We also performed a subgroup analysis that considered the duration of the follow-up period. The mortality rate among smokers was 2.33 times (significantly) higher when compared with non-smokers for patients with a follow-up period longer than 2 months. However, the difference was not significant for patients with a follow-up shorter than 2 months.
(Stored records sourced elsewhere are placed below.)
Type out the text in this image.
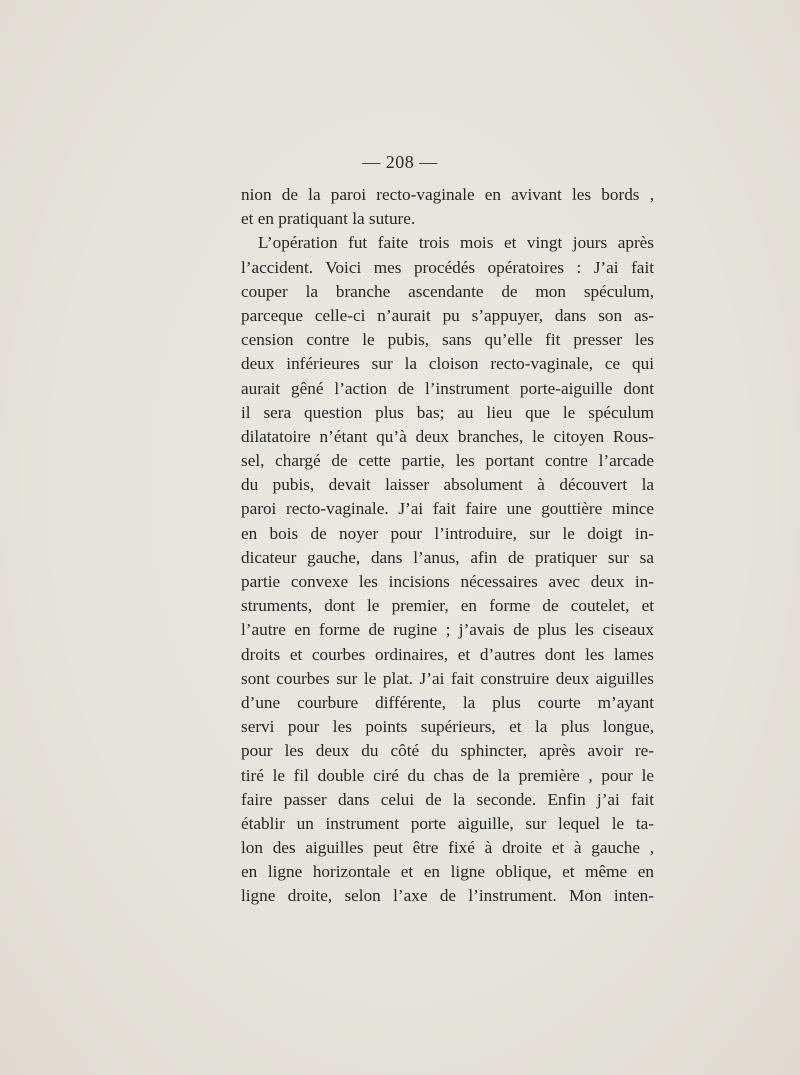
— 208 —
nion de la paroi recto-vaginale en avivant les bords ,
et en pratiquant la suture.
L’opération fut faite trois mois et vingt jours après
l’accident. Voici mes procédés opératoires : J’ai fait
couper la branche ascendante de mon spéculum,
parceque celle-ci n’aurait pu s’appuyer, dans son as-
cension contre le pubis, sans qu’elle fit presser les
deux inférieures sur la cloison recto-vaginale, ce qui
aurait gêné l’action de l’instrument porte-aiguille dont
il sera question plus bas; au lieu que le spéculum
dilatatoire n’étant qu’à deux branches, le citoyen Rous-
sel, chargé de cette partie, les portant contre l’arcade
du pubis, devait laisser absolument à découvert la
paroi recto-vaginale. J’ai fait faire une gouttière mince
en bois de noyer pour l’introduire, sur le doigt in-
dicateur gauche, dans l’anus, afin de pratiquer sur sa
partie convexe les incisions nécessaires avec deux in-
struments, dont le premier, en forme de coutelet, et
l’autre en forme de rugine ; j’avais de plus les ciseaux
droits et courbes ordinaires, et d’autres dont les lames
sont courbes sur le plat. J’ai fait construire deux aiguilles
d’une courbure différente, la plus courte m’ayant
servi pour les points supérieurs, et la plus longue,
pour les deux du côté du sphincter, après avoir re-
tiré le fil double ciré du chas de la première , pour le
faire passer dans celui de la seconde. Enfin j’ai fait
établir un instrument porte aiguille, sur lequel le ta-
lon des aiguilles peut être fixé à droite et à gauche ,
en ligne horizontale et en ligne oblique, et même en
ligne droite, selon l’axe de l’instrument. Mon inten-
Although both early and late stages of sepsis are affected by other health conditions, including chronic diseases, low socioeconomic status and multiple comorbidities26, the initial condition of patients with sepsis is unstable and easily deteriorated in the early stage. In addition, current smokers tend to have worse health habits (such as drinking alcohol) and are less likely to participate in influenza and pneumococcal vaccination programs47-49. A few studies have found alcohol abuse to be an independent predictor of mortality in multivariable analyses47,48, although when combined with smoking, it may increase the mortality of sepsis. Our research provides good inspiration for the clinical treatment of patients with sepsis. For patients with sepsis who like to smoke, it is important to prohibit the patient from continuing to smoke during and after treatment.

Strengths and limitations

Our meta-analysis has some limitations that must be acknowledged. The majority of the studies used earlier versions of the sepsis guidelines for grading, and only one of the included studies used the latest version. Our results were based on unadjusted estimates; therefore, future studies should evaluate the impact of other known confounding variables, such as gender, age, body mass index and lifestyle, on the risk of mortality from sepsis among smokers. Furthermore, publication bias could have been introduced by the limited number of studies included, even though our statistical tests showed a low risk of bias. The publication bias could have been increased further by the fact that we included only studies published in English. The number of cigarettes smoked daily may also have an impact on the risk of mortality from smoking. In addition, we did not evaluate former smokers and their risk of mortality from sepsis. As a result, further studies are required. This strategy of grouping the participants into two categories is acceptable, but if options are available to include only non-smoking individuals as non-smokers, that would be more suitable.

However, there are many advantages to this study. Two researchers independently assessed the quality of the included studies using the NOS, and publication bias was evaluated by a funnel plot analysis together with Egger’s test, which provided criteria to evaluate the methodological quality of the studies. To accurately identify the relationship between sepsis and smoking, heterogeneity and sensitivity of the results were analyzed in this study.


Current smokers with sepsis have a higher risk of death when the follow-up period is longer than 2 months. Although patients with a shorter follow-up period also showed an increased risk of death, the finding was not statistically significant. Thus, current smoking might be a modifiable risk in patients with sepsis. Due to the limitations of this study, further research is required.